In 1981, citizens took to the streets to protest the lack of oversight of the city’s many private bus companies. The protesters complained that the city was neglecting its duties, with no quality or price controls for the bus companies. In a press conference addressing the concerns of the protesters, the situation was likened to that of a “wild west town” by the city’s mayor, who famously stated that the bus companies were acting as if it was still the “wild west”. He would go on to announce that the city would be nationalizing the bus service as part of the creation of the Montana Public Transport Office.
Due to declining patronage, the MPT withdrew several bus lines in 1992 and sold the operating rights of the city’s bus fleet to Smith’s Transportation in 1996. This resulted in protests in downtown Montana, with residents fighting to restore the closed routes. Despite the protests, the lines remained closed, and Smith’s Transportation took over as planned. In 1995 MPT announced several major projects to expand light rail service. The Yellow Line Extension would extend the light rail system across the bay to the newly renovated Oakwood Depot, while the Downtown Corridor consisted of extensive works on the stretch of rail between Central and Museum which would allow Yellow and Green line trains to run along the same tracks to provide more frequent service in downtown Montana. As part of this project, two additional platforms were added to Central Station, in addition to a new, modern glass roof.
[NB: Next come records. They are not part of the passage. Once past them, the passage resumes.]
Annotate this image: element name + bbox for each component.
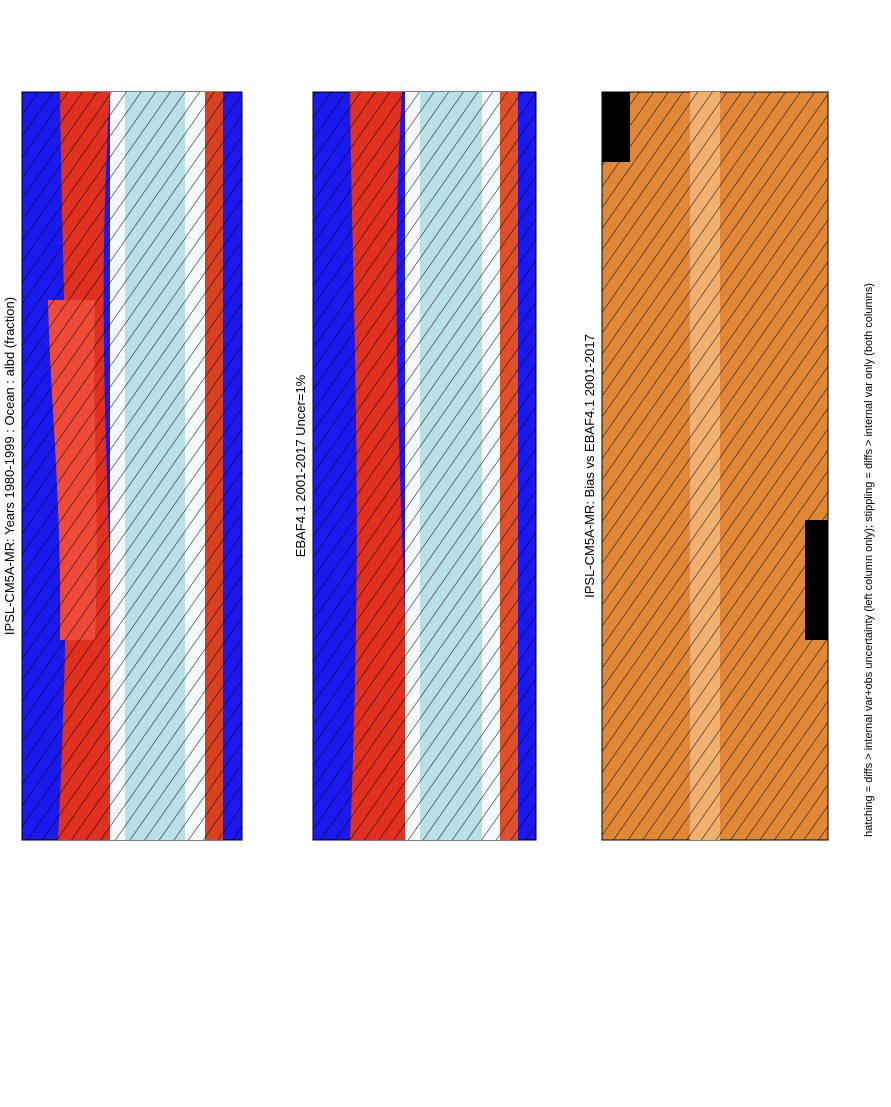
panel-title: EBAF4.1 2001-2017 Uncer=1%	[293, 374, 308, 557]
panel-bias-left: IPSL-CM5A-MR: Bias vs EBAF4.1 2001-2017	[582, 91, 829, 841]
hatching-overlay	[313, 92, 536, 840]
panel-abs-obs-left: EBAF4.1 2001-2017 Uncer=1%	[293, 91, 537, 841]
footnote: hatching = diffs > internal var+obs unce…	[863, 283, 875, 837]
panel-title: IPSL-CM5A-MR: Years 1980-1999 : Ocean : …	[2, 297, 17, 635]
panel-abs-model-left: IPSL-CM5A-MR: Years 1980-1999 : Ocean : …	[2, 91, 243, 841]
hatching-overlay	[22, 92, 242, 840]
panel-title: IPSL-CM5A-MR: Bias vs EBAF4.1 2001-2017	[582, 334, 597, 598]
hatching-overlay	[602, 92, 828, 840]
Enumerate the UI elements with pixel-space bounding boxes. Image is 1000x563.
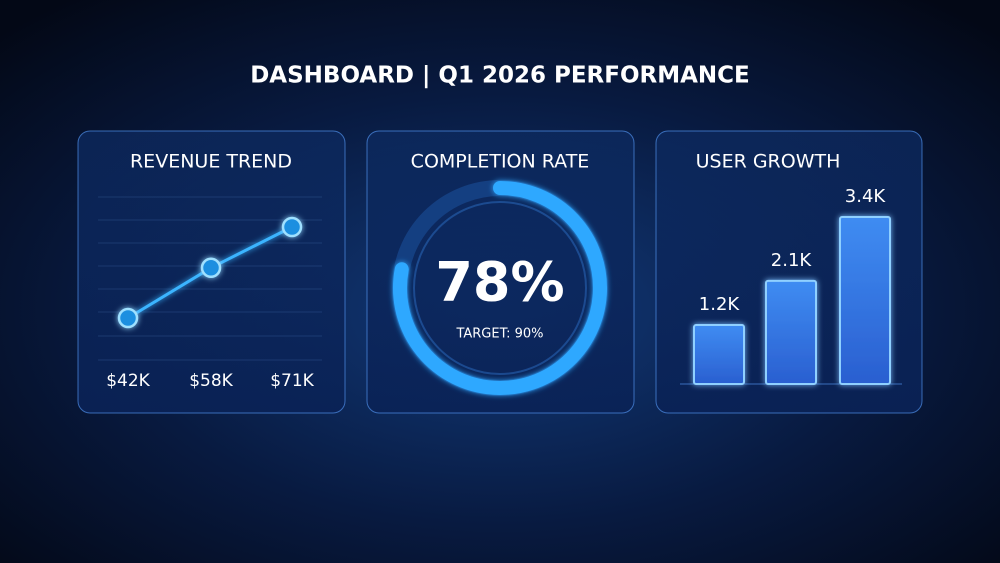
point [200, 257, 222, 279]
value-label: $71K [270, 371, 314, 391]
point [117, 307, 139, 329]
bar [765, 279, 817, 385]
value-label: 1.2K [699, 294, 741, 315]
value-label: $42K [106, 371, 150, 391]
gauge-note: TARGET: 90% [455, 327, 543, 342]
value-label: $58K [189, 371, 233, 391]
bar [693, 324, 745, 386]
gauge-value: 78% [435, 251, 564, 314]
point [281, 216, 303, 238]
panel-title: USER GROWTH [696, 151, 841, 173]
bar [839, 216, 891, 385]
gauge-arc [393, 181, 607, 395]
value-label: 3.4K [845, 186, 887, 207]
gauge-inner [413, 201, 587, 375]
dashboard-title: DASHBOARD | Q1 2026 PERFORMANCE [250, 63, 750, 89]
value-label: 2.1K [771, 250, 813, 271]
panel-title: REVENUE TREND [130, 151, 292, 173]
panel-title: COMPLETION RATE [411, 151, 590, 173]
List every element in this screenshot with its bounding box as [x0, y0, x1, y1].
As part of the larger restructuring of the MPT, the operation of the public transit in the city fell to a new department called Metro. This department would directly oversee all light rail, bus, and ferry operations in the city, with MPT focusing on other transit options, including taxis and charter buses.
2017 Refurbishment Scheme
In 2017, the MPT announced a redesign of their entire branding The project took 2 years to complete with a short, 1-week hiatus in 2018 to refit the inside of buses and light rail with a new layout. All electronic signaling, its livery, logo, and stations were all renovated as part of the project. The unveiling of the renovated car, dubbed "The Dollar" by the head of the refurbishment committee, was unveiled on June 19th, 2019, and billboards were soon introduced afterward.
There is currently a joint venture with Marble Transportation Group underway to completely rebuild the Montana Bus Hub for inter-city services. The MPT has been planning a complete re-development of the Montana Bus Hub for several years, however, the government office has encountered difficulties acquiring sufficient funds from City Hall to begin the project. A joint public-private partnership between the MPT and Marble Transportation Group established in mid-2018 secured the remaining funds. Work began in November 2018 and is expected to last 3 years.
Funding for the MPT comes from a variety of sources. Most funding comes from passenger fares and parking fees. Secondary income comes from a tax increase implemented in 1982, as well as fines and the Montana city general fund. The total operating revenue for 2018 was $341.7 million, with around $121 million from passenger fares, $119 million from parking, and $70 million from the general fund. The MPT receives an additional $35 million from Smith's Transport through registration and licensing fees to allow the company to remain private.